To find the final temperature of the water, we can use the formula:
q = mcΔT
Where:
- q is the heat absorbed by the water (3.40×10^2 kJ)
- m is the mass of the water (47 kg)
- c is the specific heat capacity of water (4.18 kJ/kg∙°C)
- ΔT is the change in temperature (Tf - Ti)
We want to find the final temperature Tf, so we rearrange the formula:
ΔT = q / (mc)
Now we can plug in the known values:
ΔT = (3.40×10^2 kJ) / (47 kg * 4.18 kJ/kg∙°C)

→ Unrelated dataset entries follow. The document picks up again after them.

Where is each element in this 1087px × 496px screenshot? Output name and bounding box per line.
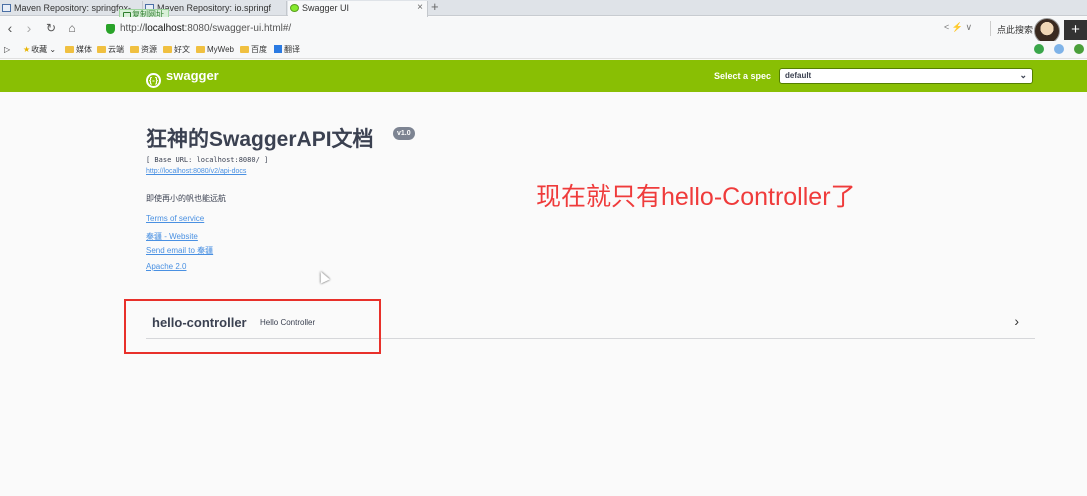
translate-icon [274,45,282,53]
logo-text: swagger [166,68,219,83]
tab-swagger-ui[interactable]: Swagger UI × [288,1,428,17]
spec-value: default [785,71,812,80]
api-docs-link[interactable]: http://localhost:8080/v2/api-docs [146,168,246,175]
folder-icon [163,46,172,53]
annotation-text: 现在就只有hello-Controller了 [536,183,856,211]
bookmark-favorites[interactable]: ★收藏 ⌄ [23,45,56,55]
bookmarks-bar: ▷ ★收藏 ⌄ 媒体 云端 资源 好文 MyWeb 百度 翻译 [0,41,1087,59]
license-link[interactable]: Apache 2.0 [146,262,186,271]
chevron-right-icon[interactable]: › [1014,313,1019,329]
contact-website-link[interactable]: 秦疆 - Website [146,231,198,242]
api-description: 即使再小的帆也能远航 [146,194,226,203]
folder-icon [130,46,139,53]
extension-blue-icon[interactable] [1054,44,1064,54]
spec-select[interactable]: default ⌄ [779,68,1033,84]
star-icon: ★ [23,45,31,54]
new-tab-button[interactable]: + [431,0,439,14]
search-input[interactable]: 点此搜索 [997,23,1033,36]
back-icon[interactable]: ‹ [3,20,17,36]
forward-icon[interactable]: › [22,20,36,36]
folder-icon [97,46,106,53]
divider [990,21,991,36]
swagger-logo-icon: {-} [146,73,161,88]
address-bar: ‹ › ↻ ⌂ http://localhost:8080/swagger-ui… [0,17,1087,41]
bookmark-baidu[interactable]: 百度 [240,45,267,55]
folder-icon [196,46,205,53]
folder-icon [65,46,74,53]
version-badge: v1.0 [393,127,415,140]
security-shield-icon [106,24,115,34]
tab-label: Maven Repository: springfox- [14,3,132,13]
contact-email-link[interactable]: Send email to 秦疆 [146,245,213,256]
home-icon[interactable]: ⌂ [65,20,79,36]
extension-leaf-icon[interactable] [1074,44,1084,54]
terms-of-service-link[interactable]: Terms of service [146,214,204,223]
share-icon[interactable]: < ⚡ ∨ [944,22,972,33]
extension-green-icon[interactable] [1034,44,1044,54]
folder-icon [240,46,249,53]
close-icon[interactable]: × [417,1,423,15]
reload-icon[interactable]: ↻ [44,20,58,36]
bookmark-translate[interactable]: 翻译 [274,45,300,55]
bookmark-folder-resources[interactable]: 资源 [130,45,157,55]
tab-label: Swagger UI [302,3,350,13]
highlight-box [124,299,381,354]
page-title: 狂神的SwaggerAPI文档 [146,128,374,151]
add-button[interactable]: + [1064,20,1087,40]
bookmark-folder-cloud[interactable]: 云端 [97,45,124,55]
chevron-down-icon: ⌄ [1019,70,1027,80]
swagger-logo[interactable]: {-} swagger [146,68,219,88]
bookmarks-toggle-icon[interactable]: ▷ [4,45,10,55]
bookmark-folder-myweb[interactable]: MyWeb [196,45,234,55]
base-url: [ Base URL: localhost:8080/ ] [146,156,269,164]
bookmark-folder-articles[interactable]: 好文 [163,45,190,55]
tab-label: Maven Repository: io.springf [157,3,272,13]
bookmark-folder-media[interactable]: 媒体 [65,45,92,55]
swagger-icon [290,4,299,12]
page-icon [2,4,11,12]
spec-label: Select a spec [714,71,772,81]
mouse-cursor-icon [316,269,330,284]
extension-icons [1034,44,1087,56]
url-input[interactable]: http://localhost:8080/swagger-ui.html#/ [120,22,291,36]
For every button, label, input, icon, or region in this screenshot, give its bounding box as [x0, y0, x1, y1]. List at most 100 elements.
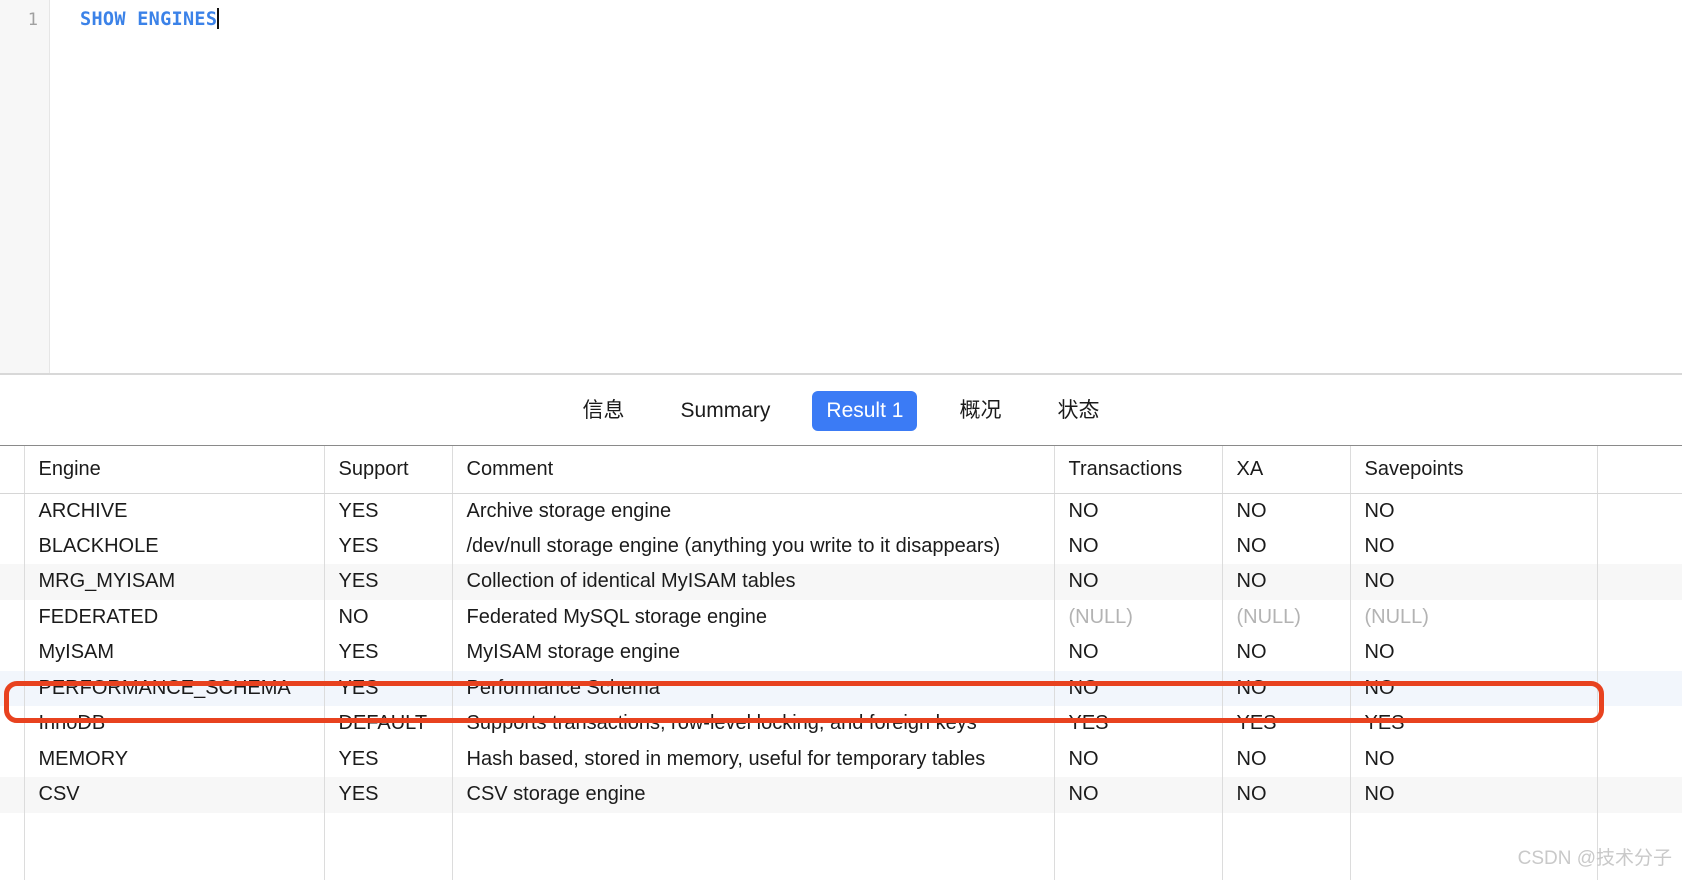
cell-engine[interactable]: MRG_MYISAM [24, 564, 325, 600]
cell-support[interactable]: YES [324, 635, 453, 671]
sql-code-line[interactable]: SHOW ENGINES [80, 8, 220, 32]
cell-blank[interactable] [1597, 741, 1682, 777]
cell-transactions[interactable]: NO [1054, 670, 1223, 706]
cell-blank[interactable] [1597, 493, 1682, 529]
cell-savepoints[interactable]: YES [1350, 706, 1598, 742]
table-row[interactable]: ARCHIVE YES Archive storage engine NO NO… [0, 493, 1682, 529]
cell-support[interactable]: YES [324, 777, 453, 813]
cell-xa[interactable]: YES [1222, 706, 1351, 742]
cell-support[interactable]: YES [324, 528, 453, 564]
csdn-watermark: CSDN @技术分子 [1517, 848, 1672, 869]
cell-transactions[interactable]: (NULL) [1054, 599, 1223, 635]
sql-editor-pane[interactable]: 1 SHOW ENGINES [0, 0, 1682, 375]
tab-status[interactable]: 状态 [1043, 391, 1113, 431]
column-header-blank[interactable] [1597, 446, 1682, 494]
row-selector-cell[interactable] [0, 635, 25, 671]
cell-transactions[interactable]: NO [1054, 777, 1223, 813]
cell-xa[interactable]: NO [1222, 635, 1351, 671]
cell-savepoints[interactable]: NO [1350, 528, 1598, 564]
row-selector-cell[interactable] [0, 777, 25, 813]
cell-savepoints[interactable]: (NULL) [1350, 599, 1598, 635]
tab-result-1[interactable]: Result 1 [812, 391, 918, 431]
row-selector-cell[interactable] [0, 741, 25, 777]
cell-support[interactable]: YES [324, 493, 453, 529]
cell-blank[interactable] [1597, 599, 1682, 635]
cell-support[interactable]: YES [324, 670, 453, 706]
cell-blank[interactable] [1597, 777, 1682, 813]
table-row[interactable]: FEDERATED NO Federated MySQL storage eng… [0, 599, 1682, 635]
column-header-xa[interactable]: XA [1222, 446, 1351, 494]
cell-engine[interactable]: MEMORY [24, 741, 325, 777]
cell-blank[interactable] [1597, 706, 1682, 742]
column-header-engine[interactable]: Engine [24, 446, 325, 494]
tab-profile[interactable]: 概况 [945, 391, 1015, 431]
cell-engine[interactable]: InnoDB [24, 706, 325, 742]
cell-comment[interactable]: Archive storage engine [452, 493, 1055, 529]
cell-support[interactable]: YES [324, 741, 453, 777]
cell-comment[interactable]: /dev/null storage engine (anything you w… [452, 528, 1055, 564]
result-grid-container[interactable]: Engine Support Comment Transactions XA S… [0, 445, 1682, 880]
column-header-comment[interactable]: Comment [452, 446, 1055, 494]
row-selector-cell[interactable] [0, 493, 25, 529]
cell-savepoints[interactable]: NO [1350, 670, 1598, 706]
row-selector-cell[interactable] [0, 564, 25, 600]
cell-savepoints[interactable]: NO [1350, 493, 1598, 529]
line-number-1: 1 [27, 10, 38, 30]
cell-comment[interactable]: Performance Schema [452, 670, 1055, 706]
cell-transactions[interactable]: NO [1054, 564, 1223, 600]
cell-engine[interactable]: MyISAM [24, 635, 325, 671]
cell-savepoints[interactable]: NO [1350, 777, 1598, 813]
cell-engine[interactable]: CSV [24, 777, 325, 813]
cell-transactions[interactable]: NO [1054, 635, 1223, 671]
cell-xa[interactable]: NO [1222, 741, 1351, 777]
cell-support[interactable]: DEFAULT [324, 706, 453, 742]
tab-info[interactable]: 信息 [569, 391, 639, 431]
cell-xa[interactable]: NO [1222, 528, 1351, 564]
cell-xa[interactable]: NO [1222, 493, 1351, 529]
tab-summary[interactable]: Summary [667, 391, 785, 431]
cell-blank[interactable] [1597, 528, 1682, 564]
table-row-highlighted[interactable]: InnoDB DEFAULT Supports transactions, ro… [0, 706, 1682, 742]
cell-engine[interactable]: PERFORMANCE_SCHEMA [24, 670, 325, 706]
cell-savepoints[interactable]: NO [1350, 564, 1598, 600]
cell-comment[interactable]: Collection of identical MyISAM tables [452, 564, 1055, 600]
row-selector-cell[interactable] [0, 706, 25, 742]
cell-engine[interactable]: ARCHIVE [24, 493, 325, 529]
cell-savepoints[interactable]: NO [1350, 635, 1598, 671]
sql-code-area[interactable]: SHOW ENGINES [50, 0, 1682, 373]
cell-comment[interactable]: Federated MySQL storage engine [452, 599, 1055, 635]
cell-support[interactable]: NO [324, 599, 453, 635]
cell-xa[interactable]: (NULL) [1222, 599, 1351, 635]
table-row[interactable]: BLACKHOLE YES /dev/null storage engine (… [0, 528, 1682, 564]
cell-xa[interactable]: NO [1222, 670, 1351, 706]
cell-blank[interactable] [1597, 635, 1682, 671]
cell-blank[interactable] [1597, 564, 1682, 600]
cell-support[interactable]: YES [324, 564, 453, 600]
table-row[interactable]: PERFORMANCE_SCHEMA YES Performance Schem… [0, 670, 1682, 706]
table-row[interactable]: MyISAM YES MyISAM storage engine NO NO N… [0, 635, 1682, 671]
row-selector-cell[interactable] [0, 599, 25, 635]
cell-savepoints[interactable]: NO [1350, 741, 1598, 777]
cell-engine[interactable]: FEDERATED [24, 599, 325, 635]
cell-comment[interactable]: MyISAM storage engine [452, 635, 1055, 671]
row-selector-header[interactable] [0, 446, 25, 494]
table-row[interactable]: MEMORY YES Hash based, stored in memory,… [0, 741, 1682, 777]
cell-blank[interactable] [1597, 670, 1682, 706]
cell-xa[interactable]: NO [1222, 564, 1351, 600]
row-selector-cell[interactable] [0, 670, 25, 706]
column-header-transactions[interactable]: Transactions [1054, 446, 1223, 494]
cell-comment[interactable]: Supports transactions, row-level locking… [452, 706, 1055, 742]
cell-comment[interactable]: CSV storage engine [452, 777, 1055, 813]
cell-transactions[interactable]: NO [1054, 528, 1223, 564]
column-header-support[interactable]: Support [324, 446, 453, 494]
cell-xa[interactable]: NO [1222, 777, 1351, 813]
cell-engine[interactable]: BLACKHOLE [24, 528, 325, 564]
column-header-savepoints[interactable]: Savepoints [1350, 446, 1598, 494]
table-row[interactable]: MRG_MYISAM YES Collection of identical M… [0, 564, 1682, 600]
cell-transactions[interactable]: YES [1054, 706, 1223, 742]
row-selector-cell[interactable] [0, 528, 25, 564]
cell-transactions[interactable]: NO [1054, 493, 1223, 529]
cell-transactions[interactable]: NO [1054, 741, 1223, 777]
cell-comment[interactable]: Hash based, stored in memory, useful for… [452, 741, 1055, 777]
table-row[interactable]: CSV YES CSV storage engine NO NO NO [0, 777, 1682, 813]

Calculating this will give us the change in temperature. To find the final temperature, we need to add this change to the initial temperature:
Tf = Ti + ΔT
Given that the initial temperature Ti is 21.5°C, we can add the change to it to get the final temperature.
Easy!
Using Q = mc(delta)
where delta = difference between final and initial temperature
Given m = 47 kg
Q = 3.40 X 10^2 kJ
Since heat is being absorbed into the system, this is an endothermic reaction.
c for water is 4.2 kJ/kg.C
Substituting Q,m,c & initial temperature of water into the equation.....
The final temperature is 23.2 degree C